The problem is that it’s hard to ensure that you’re making progress, and whether you’re moving in the right direction when you can’t look back at where you were.

Not knowing for sure where you were last month, or even last session makes it pretty hard to plan ahead too.

So what should you keep track of?

I can already hear your eyes rolling back in your head because you know I’m about to prescribe you some homework, but don’t panic because tracking can be as simple or as detailed as you like, provided it allows you to reach the goals you’re seeking from your training.

IMG_8150

Pictured to the right is a page out of my training log (complete with some highly complicated equations at the bottom there), for the quick session I did just before I wrote what you’re now reading.

All I’ve written on that page is the stuff that’s going to allow me to progress during my next session.

I could either add load, add reps (laps) or decrease the amount of time it takes me to complete the same task.

I’ve added in load per minute as a rough guide to the intensity of the session, so if that number goes up, I know I’ve done more work for each one minute period.

 

Make it work for you.

Now how you keep track is up to you.  There are a bunch of really great training apps available today designed to make the job easy for you but for me, a pen and a cheap notebook (or an expensive one if you really want) do the trick.

And, one more bit of advice with it.

When I’ve written training logs previously, I’ve always planned to write them at the end of the session, but when the end of the session rolled around I’d want to go home to eat.

Usually I’d end up putting it off all day, until finally I’d skip doing it all together.

Filling your training log in between sets would be my advice.

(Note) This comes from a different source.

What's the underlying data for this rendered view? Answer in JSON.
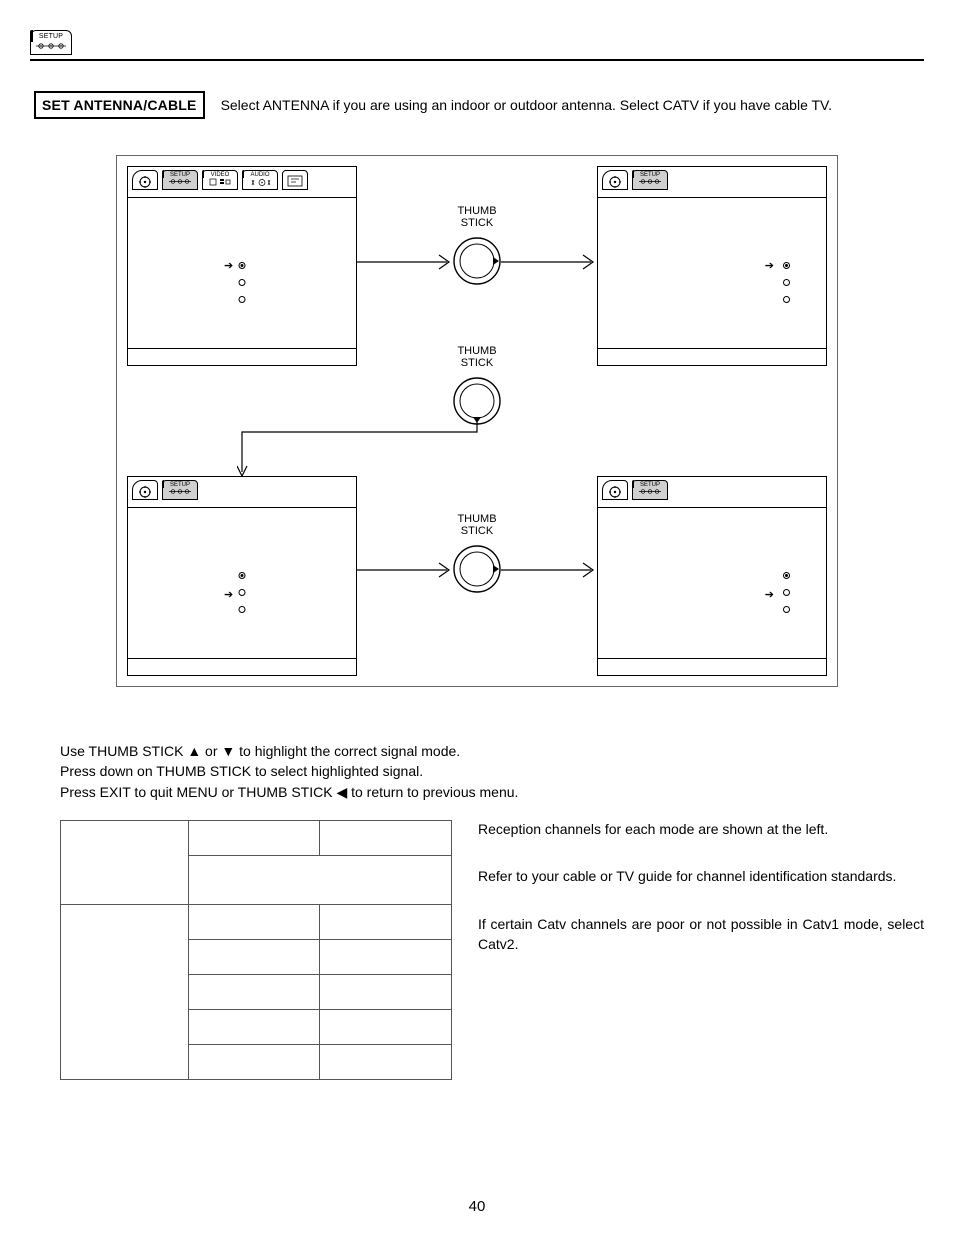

Your less likely to forget details then too.

 

Where there’s a will, there’s a way.

I have a body that’s filled with a number of dud joints, mainly thanks to my much younger years when I had no idea about how to move well, plus a few more recent years where I wasn’t proactive enough with my prehab work and warm-ups.

Sometimes I feel like one million dollars, and other times I feel like someone has swapped out my skeleton with that of a ninety year old.

When your body is letting you down, that’s no excuse to stop moving, as in most cases (I wanted to say all cases but there are extremes that are exceptions) if you stop moving things will only get worse.

Your body is sore for a reason, so it’s a great time and the perfect motivation to improve on the things that are causing you issues.

At the moment, my back isn’t one hundred percent happy, due to a bit of an imbalance between left and right side hip strength and mobility.

So at the moment, instead of doing Barbell Romanian Deadlifts I’m doing Suitcase Romanian Deadlifts, and instead of Squats I’m doing Split Squats to try and balance out those imbalances.

And with suitable loading both those movements are hugely challenging, albeit in a different way to a traditional heavy barbell movement.

I’ve also been spending a lot more time warming up than I had previously, and doing specific drills to target weak links in the chain.

I was doing drills for those weak spots previously, but now that I’m tracking my training properly I’m able to see what’s working and what isn’t.

 

Aaaaaaand completely by accident, we’ve come full circle.

Now that this one is wrapped up in a neat little package, I’ll end it there.

 

Thanks again for reading, and I hope you found it helpful.